Try   HackMD

研讀 Linux 核心原始程式碼的 lib/list_sort.c 筆記

contributed by < Appmedia06 >

這篇主要是研讀 list_sort.c 的筆記,首先先嘗試理解這個檔案寫了什麼,可以看到裡面總共有3個函式,分別是 merge , merge_final , list_sort ,簡單看過一遍後得知 list_sort 是使用 merge sort 實作,因此呼叫到 mergemerge_final ,以下開始詳細討論個函式功能。

研讀筆記

__attribute__((nonnull()))

在每個函式前面都有這一行程式,它是由 GNU C 編譯器所提供的一個特殊屬性,所謂 nonnull 是在告訴編譯器函式的第幾個參數不應該為空指標,否則會產生 undefined behavior

list_sort 為例

__attribute__((nonnull(2,3)))
void list_sort(void *priv, struct list_head *head, list_cmp_func_t cmp)

第二個參數 head 和第三個參數 cmp 不能為空指標。


merge

將兩個以排序的鍊結串列 ab 合併成一個已排序鍊結串列。

這和我在 lab0 所實做的 merge_Two_list 雷同,使用間接指標來合併鍊結串列

  • 演算方法

    1. 宣告一個新的鍊結串列 head ,當作合併的鍊結串列
    2. 宣告一個間接指標 tail ,指向 head
    3. 無窮迴圈中,比較 ab 的大小,將小的指標透過 tail 放入 head
    4. 當有一方使用完後,將另一方的剩餘部份放入 head 結束迴圈,回傳 head
  • 完整程式碼

static struct list_head *merge(void *priv, list_cmp_func_t cmp,
				struct list_head *a, struct list_head *b)
{
	struct list_head *head, **tail = &head;

	for (;;) {
		/* if equal, take 'a' -- important for sort stability */
		if (cmp(priv, a, b) <= 0) {
			*tail = a;
			tail = &a->next;
			a = a->next;
			if (!a) {
				*tail = b;
				break;
			}
		} else {
			*tail = b;
			tail = &b->next;
			b = b->next;
			if (!b) {
				*tail = a;
				break;
			}
		}
	}
	return head;
}

註解說到,若 ab 的值是相同的,則取 a 放入,其目的是為了要維持 sort stability

sort stability: 在排序演算法中,穩定性(stability)指的是如果兩個元素在排序前的順序相等,那麼在排序後它們的相對順序仍然保持不變。 換句話說,穩定性表示排序演算法在排序時會尊重相等元素的原始順序。


merge_final

merge 的操作類似,主要差別為因為這是在排序的最後才會呼叫到,因此需要實現以下兩件事

  1. 當有一方已經結束合併後,去檢查剩餘一方是否出現高度不平衡的狀態(例如:已排序)
/* Finish linking remainder of list b on to tail */
tail->next = b;
do {
    /*
     * If the merge is highly unbalanced (e.g. the input is
     * already sorted), this loop may run many iterations.
     * Continue callbacks to the client even though no
     * element comparison is needed, so the client's cmp()
     * routine can invoke cond_resched() periodically.
     */
    if (unlikely(!++count))
        cmp(priv, b, b);
    b->prev = tail;
    tail = b;
    b = b->next;
} while (b);

註解說明了當出現高度不平衡時,這個 do_while 迴圈會被呼叫很多次,但 b 這個鍊結串列不是被排序好了嗎,為什麼不直接接在 head 的後面就好啦。這邊就要提到 unlikely 函式。

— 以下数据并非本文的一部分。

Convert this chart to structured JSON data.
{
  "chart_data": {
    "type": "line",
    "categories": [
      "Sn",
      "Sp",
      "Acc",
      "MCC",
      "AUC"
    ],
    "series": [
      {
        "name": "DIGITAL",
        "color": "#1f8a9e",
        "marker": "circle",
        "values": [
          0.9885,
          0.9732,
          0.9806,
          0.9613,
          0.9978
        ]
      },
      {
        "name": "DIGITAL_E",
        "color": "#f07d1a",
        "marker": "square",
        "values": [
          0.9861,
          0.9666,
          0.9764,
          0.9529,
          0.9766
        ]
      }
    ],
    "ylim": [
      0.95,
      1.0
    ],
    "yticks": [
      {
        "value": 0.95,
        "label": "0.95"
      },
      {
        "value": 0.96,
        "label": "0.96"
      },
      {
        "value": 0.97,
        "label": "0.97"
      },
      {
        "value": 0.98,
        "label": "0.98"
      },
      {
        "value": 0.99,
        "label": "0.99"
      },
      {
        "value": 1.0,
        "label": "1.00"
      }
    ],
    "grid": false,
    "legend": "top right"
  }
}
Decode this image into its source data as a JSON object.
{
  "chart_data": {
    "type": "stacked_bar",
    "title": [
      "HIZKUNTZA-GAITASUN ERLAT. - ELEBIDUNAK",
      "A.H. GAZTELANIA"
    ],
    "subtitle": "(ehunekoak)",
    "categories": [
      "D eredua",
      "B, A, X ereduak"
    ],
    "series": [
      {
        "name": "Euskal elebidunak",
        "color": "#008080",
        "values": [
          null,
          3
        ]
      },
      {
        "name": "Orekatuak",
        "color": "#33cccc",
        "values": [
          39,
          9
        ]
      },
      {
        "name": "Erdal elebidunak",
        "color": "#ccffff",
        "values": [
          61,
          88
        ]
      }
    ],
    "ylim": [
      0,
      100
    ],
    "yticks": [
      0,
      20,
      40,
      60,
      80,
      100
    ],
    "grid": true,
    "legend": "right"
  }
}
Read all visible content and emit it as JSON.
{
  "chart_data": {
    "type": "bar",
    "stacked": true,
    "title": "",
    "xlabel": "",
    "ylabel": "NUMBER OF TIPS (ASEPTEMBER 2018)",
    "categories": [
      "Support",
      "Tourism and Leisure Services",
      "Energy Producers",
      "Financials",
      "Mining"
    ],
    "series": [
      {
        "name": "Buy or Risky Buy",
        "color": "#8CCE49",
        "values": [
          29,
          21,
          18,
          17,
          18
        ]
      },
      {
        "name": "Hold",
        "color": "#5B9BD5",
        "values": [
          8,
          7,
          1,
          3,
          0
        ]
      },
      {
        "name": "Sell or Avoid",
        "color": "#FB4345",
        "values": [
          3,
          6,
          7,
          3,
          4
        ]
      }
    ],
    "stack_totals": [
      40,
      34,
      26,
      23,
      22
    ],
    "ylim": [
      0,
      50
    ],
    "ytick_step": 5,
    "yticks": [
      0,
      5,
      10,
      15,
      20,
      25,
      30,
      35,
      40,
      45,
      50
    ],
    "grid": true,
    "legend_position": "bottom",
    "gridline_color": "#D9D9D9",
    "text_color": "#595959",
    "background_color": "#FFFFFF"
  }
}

在 linux kernel 的 /include/linux/compiler.h 中定義了兩個 macro

# define likely(x)	__builtin_expect(!!(x), 1)
# define unlikely(x)	__builtin_expect(!!(x), 0)
  • __built_expect() 是GCC的內建function,用來將branch的相關資訊提供給compiler,告訴compiler設計者期望的比較結果,以便對程式碼改變分支順序來進行優化。
  • 使用2次的 NOT operation 使 x 必為 0 或 1

所以這樣做有什麼意義以及好處呢?

如上述所題,如果發生高度不平衡的情況, b 就會變得非常的長,因此我們就會在迴圈內一直呼叫到 unlikely ,我們知道在取得資料時,會先從 Cache 找,若沒找到(cache miss),就會從 Memory 搬取一個 block 的資料,因為 patial Locality 的特性,程式碼相近的區域可能會一起被抓取進 cache ,進而大大提昇 cache hit 的機率。而 unlikely 函式就是使不可能的區域往後移,也就使其變成一個對 cache 友善的程式。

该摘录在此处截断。